The Fiat 18 was designed by engineer Carlo Cavalli who also designed the highly successful Fiat 15, and was produced in large numbers by Fiat throughout the 1910s they were the principal heavy motorised transport of Italian military of the First World War.

The 18A was introduced in 1913, and was produced until 1915 when it was superseded in production by the 18BC, the latter remaining in production until 1919 and was produced as both a truck and a bus. The 18P was derived from both the 18M and the 18BC, it was produced from 1915, by September 1918 3,146 were in service and a further 1,701 were under repair. The 18P remained in Italian Army service post-war, with some still being used for training purposes as late as 1938.

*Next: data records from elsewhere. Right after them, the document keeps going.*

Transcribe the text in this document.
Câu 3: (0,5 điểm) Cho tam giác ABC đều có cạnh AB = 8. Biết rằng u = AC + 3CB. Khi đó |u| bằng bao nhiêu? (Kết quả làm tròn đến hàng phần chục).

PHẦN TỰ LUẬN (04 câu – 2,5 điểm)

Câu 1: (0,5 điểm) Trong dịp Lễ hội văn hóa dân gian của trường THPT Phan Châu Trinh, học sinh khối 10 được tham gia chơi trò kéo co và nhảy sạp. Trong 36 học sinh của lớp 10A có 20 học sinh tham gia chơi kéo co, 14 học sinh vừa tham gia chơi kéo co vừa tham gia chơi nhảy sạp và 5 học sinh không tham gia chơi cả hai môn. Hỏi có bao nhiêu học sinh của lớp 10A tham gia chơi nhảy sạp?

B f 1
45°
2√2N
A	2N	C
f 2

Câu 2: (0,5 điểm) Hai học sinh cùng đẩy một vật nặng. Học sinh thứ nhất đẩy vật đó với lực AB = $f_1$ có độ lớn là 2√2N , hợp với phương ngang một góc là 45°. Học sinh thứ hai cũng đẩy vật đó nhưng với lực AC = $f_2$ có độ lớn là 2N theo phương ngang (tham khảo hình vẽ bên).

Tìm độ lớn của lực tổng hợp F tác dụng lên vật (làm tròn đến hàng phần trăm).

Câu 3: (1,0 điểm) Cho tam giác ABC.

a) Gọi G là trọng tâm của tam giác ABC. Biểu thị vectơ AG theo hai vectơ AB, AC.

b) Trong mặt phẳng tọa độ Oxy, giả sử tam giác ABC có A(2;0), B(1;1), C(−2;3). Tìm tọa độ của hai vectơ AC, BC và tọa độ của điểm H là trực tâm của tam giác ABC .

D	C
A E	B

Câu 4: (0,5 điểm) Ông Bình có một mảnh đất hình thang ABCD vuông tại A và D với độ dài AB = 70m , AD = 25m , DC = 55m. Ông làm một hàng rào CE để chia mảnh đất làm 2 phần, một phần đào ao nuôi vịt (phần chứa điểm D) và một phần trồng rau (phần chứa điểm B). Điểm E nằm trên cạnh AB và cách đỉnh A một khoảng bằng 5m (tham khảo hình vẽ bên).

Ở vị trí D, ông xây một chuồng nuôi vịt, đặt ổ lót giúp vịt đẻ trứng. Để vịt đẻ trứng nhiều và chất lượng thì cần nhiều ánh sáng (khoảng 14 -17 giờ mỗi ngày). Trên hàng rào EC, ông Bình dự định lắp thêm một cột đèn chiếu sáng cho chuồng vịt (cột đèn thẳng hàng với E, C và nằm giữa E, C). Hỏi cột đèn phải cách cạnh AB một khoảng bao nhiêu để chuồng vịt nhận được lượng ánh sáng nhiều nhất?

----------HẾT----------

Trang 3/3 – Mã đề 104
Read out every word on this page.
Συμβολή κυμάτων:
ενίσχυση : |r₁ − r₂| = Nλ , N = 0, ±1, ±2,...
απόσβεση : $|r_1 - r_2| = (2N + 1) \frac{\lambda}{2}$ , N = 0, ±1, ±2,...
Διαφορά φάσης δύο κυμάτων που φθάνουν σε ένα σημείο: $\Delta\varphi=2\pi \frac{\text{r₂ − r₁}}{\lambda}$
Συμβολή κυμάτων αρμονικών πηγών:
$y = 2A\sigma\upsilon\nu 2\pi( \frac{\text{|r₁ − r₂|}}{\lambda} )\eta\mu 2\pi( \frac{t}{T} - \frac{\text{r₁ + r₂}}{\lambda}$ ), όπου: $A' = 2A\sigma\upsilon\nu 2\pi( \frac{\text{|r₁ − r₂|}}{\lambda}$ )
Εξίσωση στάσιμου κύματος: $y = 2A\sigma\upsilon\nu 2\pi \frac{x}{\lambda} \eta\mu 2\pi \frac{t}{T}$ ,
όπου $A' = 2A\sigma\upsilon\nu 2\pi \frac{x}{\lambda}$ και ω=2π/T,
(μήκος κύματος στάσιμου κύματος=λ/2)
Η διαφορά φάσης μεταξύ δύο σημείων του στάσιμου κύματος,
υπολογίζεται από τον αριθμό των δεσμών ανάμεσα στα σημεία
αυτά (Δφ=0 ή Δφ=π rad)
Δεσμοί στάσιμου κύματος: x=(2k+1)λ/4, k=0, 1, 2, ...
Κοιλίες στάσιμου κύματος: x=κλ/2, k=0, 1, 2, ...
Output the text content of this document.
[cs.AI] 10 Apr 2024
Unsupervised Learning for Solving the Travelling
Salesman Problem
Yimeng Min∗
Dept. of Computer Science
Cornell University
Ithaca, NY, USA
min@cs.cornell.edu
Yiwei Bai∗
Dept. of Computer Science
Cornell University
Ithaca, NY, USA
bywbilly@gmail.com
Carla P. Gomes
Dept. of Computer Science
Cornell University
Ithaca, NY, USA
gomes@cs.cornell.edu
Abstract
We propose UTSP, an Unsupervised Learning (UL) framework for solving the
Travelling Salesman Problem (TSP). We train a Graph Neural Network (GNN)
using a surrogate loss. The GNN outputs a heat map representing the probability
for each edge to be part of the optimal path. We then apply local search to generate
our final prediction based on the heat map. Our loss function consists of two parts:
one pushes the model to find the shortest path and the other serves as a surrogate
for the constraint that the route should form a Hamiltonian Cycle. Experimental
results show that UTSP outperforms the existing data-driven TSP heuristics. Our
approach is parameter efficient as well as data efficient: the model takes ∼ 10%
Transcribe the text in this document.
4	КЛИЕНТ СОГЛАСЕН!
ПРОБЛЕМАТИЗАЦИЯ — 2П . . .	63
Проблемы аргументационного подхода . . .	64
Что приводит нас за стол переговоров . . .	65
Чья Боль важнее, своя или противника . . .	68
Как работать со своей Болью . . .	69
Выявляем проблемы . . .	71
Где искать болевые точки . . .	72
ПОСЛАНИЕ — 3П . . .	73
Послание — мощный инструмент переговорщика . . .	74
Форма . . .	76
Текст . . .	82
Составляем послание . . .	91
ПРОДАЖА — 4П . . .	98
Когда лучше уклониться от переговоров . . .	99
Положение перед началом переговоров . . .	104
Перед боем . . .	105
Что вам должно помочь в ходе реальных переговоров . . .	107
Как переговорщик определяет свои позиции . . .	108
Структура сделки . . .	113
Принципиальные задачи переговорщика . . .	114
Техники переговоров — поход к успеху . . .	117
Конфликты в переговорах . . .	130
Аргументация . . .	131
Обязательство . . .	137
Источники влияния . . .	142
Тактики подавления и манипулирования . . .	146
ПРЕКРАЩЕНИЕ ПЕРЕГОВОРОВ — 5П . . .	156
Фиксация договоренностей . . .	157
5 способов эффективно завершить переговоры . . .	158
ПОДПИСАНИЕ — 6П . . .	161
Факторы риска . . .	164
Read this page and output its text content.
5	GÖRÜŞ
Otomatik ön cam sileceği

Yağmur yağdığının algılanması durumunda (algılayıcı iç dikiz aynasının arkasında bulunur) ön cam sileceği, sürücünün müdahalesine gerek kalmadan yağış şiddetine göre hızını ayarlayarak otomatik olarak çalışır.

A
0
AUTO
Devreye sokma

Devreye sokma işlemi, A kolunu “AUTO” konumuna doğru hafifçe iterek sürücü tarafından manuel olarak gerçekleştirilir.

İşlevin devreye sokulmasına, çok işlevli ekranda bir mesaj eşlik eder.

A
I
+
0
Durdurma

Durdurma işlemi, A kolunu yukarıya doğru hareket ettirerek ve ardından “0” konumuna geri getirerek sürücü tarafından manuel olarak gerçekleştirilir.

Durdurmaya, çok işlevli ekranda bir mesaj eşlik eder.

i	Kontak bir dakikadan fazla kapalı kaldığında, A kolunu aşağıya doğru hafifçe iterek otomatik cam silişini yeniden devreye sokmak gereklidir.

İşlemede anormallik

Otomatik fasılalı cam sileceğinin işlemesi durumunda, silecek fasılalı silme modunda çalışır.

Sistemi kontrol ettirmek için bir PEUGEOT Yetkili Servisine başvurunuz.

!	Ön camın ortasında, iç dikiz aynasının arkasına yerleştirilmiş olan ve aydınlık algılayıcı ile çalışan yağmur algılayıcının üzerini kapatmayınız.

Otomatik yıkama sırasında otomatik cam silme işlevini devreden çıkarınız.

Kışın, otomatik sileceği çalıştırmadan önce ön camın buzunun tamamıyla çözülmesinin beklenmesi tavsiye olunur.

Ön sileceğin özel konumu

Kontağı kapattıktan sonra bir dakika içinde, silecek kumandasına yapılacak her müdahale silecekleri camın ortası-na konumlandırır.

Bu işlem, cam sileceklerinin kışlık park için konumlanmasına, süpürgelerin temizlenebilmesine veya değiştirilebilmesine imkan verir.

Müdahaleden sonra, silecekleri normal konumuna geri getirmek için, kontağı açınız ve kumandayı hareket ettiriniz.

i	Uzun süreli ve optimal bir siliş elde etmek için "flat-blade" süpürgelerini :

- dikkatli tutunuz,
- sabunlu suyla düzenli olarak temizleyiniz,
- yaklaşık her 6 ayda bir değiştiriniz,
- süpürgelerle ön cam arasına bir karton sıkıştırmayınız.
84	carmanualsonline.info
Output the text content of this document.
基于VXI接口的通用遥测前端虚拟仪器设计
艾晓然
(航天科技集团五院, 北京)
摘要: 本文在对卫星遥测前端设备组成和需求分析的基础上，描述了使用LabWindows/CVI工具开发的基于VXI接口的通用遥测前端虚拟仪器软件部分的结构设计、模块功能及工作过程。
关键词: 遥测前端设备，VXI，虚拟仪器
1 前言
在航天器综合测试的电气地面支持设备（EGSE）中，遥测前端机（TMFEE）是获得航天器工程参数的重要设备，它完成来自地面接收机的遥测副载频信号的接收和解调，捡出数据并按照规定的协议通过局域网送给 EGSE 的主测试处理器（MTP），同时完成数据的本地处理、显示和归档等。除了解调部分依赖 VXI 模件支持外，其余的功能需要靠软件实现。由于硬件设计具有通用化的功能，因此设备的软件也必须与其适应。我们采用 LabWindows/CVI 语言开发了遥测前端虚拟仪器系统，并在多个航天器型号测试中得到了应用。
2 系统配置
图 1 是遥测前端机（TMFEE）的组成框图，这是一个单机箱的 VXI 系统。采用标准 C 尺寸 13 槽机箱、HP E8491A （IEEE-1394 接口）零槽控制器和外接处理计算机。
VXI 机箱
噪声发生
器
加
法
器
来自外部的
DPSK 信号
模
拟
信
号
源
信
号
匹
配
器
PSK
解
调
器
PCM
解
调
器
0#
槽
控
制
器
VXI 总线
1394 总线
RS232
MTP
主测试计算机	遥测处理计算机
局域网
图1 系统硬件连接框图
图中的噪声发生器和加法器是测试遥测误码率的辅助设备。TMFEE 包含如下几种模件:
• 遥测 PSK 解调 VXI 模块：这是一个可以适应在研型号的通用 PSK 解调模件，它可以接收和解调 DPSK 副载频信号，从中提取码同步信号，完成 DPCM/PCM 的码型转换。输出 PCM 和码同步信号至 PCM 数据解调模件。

The 18BL was introduced in 1915 in response to a 1914 request from the Italian War Department for a heavy transport. It, along with the 18BLR, was the most numerous heavy transport used by the Italian military during the First World War, and it was also supplied to the British and French Armies fighting in Italy during the war. By September 1918, 5,413 18BLs and 18BLRs were in Italian military service and a further 902 were under repair, with thousands more on order. The 18BL and 18BLR remained in Italian military service post-war, some remaining in service as late as 1938. Some were also supplied to Spanish Nationalists, seeing service in the Spanish Civil War.